[The Jungle Fugitives by Edward S. Ellis]@TWC D-Link bookThe Jungle Fugitives CHAPTER V 52/141
In the ruined houses all the iron work was found to have been strongly magnetized, so that pokers, flatirons and other metal objects were found adhering to each other.
Just off the tornado's track the same effects were noticed, and several persons experienced sharp electric shocks during the passage of the storm.
Afterward it was found that the magnetic influence was so strong that clocks and watches were stopped and rendered wholly useless. The scooping action of the tornado sometimes makes considerable changes in the topography of the country, as when it gathers up the water of a large pond or water course and makes a new pond or opens a new channel. At Wallingford the water in a pond of very large size was taken bodily from its bed, carried up a hill and dropped nearly in one mass, so that gullies and ravines were cut in every direction. There is a divide in Northeastern Illinois between streams flowing into Lake Michigan and those running to the Mississippi.
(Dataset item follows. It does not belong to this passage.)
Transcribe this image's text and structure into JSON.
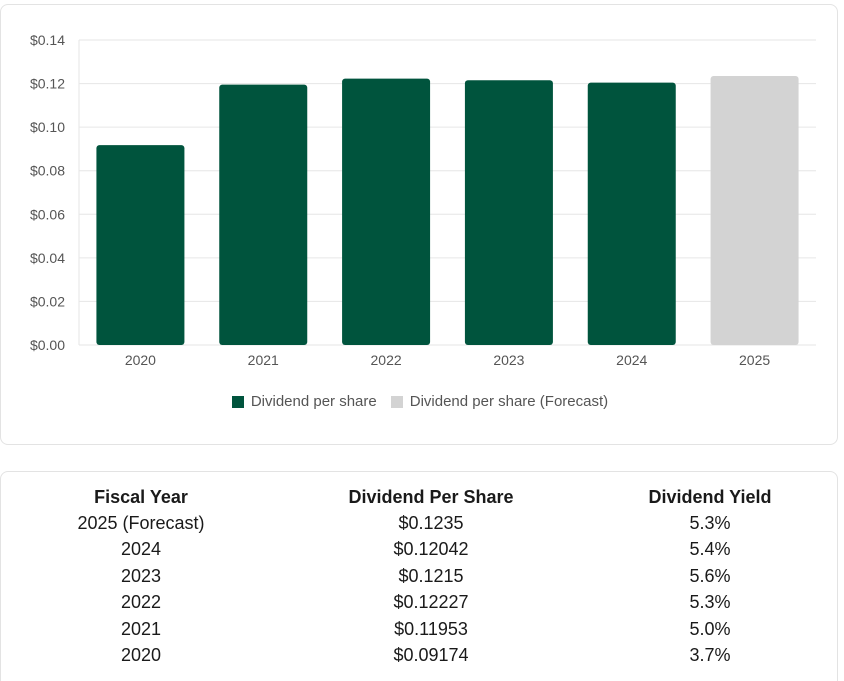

So level is a portion of the land on the summit, and so slight the elevation above the lake, that in wet seasons the surface-water seems almost as willing to go one way as the other; and on one occasion the upper streams of the Desplaines River were nearly permanently diverted toward the lake by a tornado that gathered up the water and scored the surface in its track toward the east. Many are the stories told of the way in which objects are carried away by the wind and left in strange places.
In one Illinois tornado two children and an infant were caught up.